# U.S.-Israel Airstrikes on Iran Enter Fourth Week, Quick Victory Strategy Backfiring



The swift-strike gamble is failing as the U.S.-Israel air campaign enters its fourth week. The Strait of Hormuz is blockaded, global oil prices are surging, with crude now approaching $92 per barrel. This conflict increasingly resembles Iraq—murky objectives, missing contingency plans, excessive optimism.

Former U.S. Colonel Mansour stated bluntly that "history is repeating itself." From Vietnam to Iraq, America has repeatedly fallen into the paradox of "tactical victories, strategic quagmires." This time, no one can even articulate what victory looks like: regime change or simply degrading military capabilities? The answer remains elusive.

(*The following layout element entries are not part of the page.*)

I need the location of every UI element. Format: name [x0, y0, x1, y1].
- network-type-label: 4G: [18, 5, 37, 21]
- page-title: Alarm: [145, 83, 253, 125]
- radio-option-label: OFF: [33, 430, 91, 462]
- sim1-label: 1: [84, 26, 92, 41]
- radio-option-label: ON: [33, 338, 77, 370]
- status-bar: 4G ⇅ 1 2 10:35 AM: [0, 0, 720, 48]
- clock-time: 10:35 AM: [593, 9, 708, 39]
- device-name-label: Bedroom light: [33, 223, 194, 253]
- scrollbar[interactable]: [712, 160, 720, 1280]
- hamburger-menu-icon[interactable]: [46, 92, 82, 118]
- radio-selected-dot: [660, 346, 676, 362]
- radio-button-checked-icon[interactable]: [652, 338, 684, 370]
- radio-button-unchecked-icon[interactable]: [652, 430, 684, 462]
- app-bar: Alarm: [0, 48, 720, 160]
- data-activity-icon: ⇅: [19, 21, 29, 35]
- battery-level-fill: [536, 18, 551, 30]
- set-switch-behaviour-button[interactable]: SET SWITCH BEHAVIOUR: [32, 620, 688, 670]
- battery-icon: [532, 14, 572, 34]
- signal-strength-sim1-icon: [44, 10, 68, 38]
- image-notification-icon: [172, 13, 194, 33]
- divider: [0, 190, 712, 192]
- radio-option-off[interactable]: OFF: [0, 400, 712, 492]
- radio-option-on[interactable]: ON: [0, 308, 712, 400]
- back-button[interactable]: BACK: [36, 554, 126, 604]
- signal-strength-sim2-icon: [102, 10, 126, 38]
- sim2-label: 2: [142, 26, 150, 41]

The bigger problem: Iran controls 20% of global oil shipment chokepoints. The U.S. faces the burden of post-war reconstruction whether it likes it or not—otherwise, global inflation, ally dissatisfaction, and eroded influence follow.

Trump publicly claims "focused objectives," but internally, officials have already resigned over "endless warfare." Experts warn this is an unwinnable situation—prolonging it means a quagmire; withdrawing carries its own costs.

With unclear conditions and unstable oil prices, global markets are holding their breath.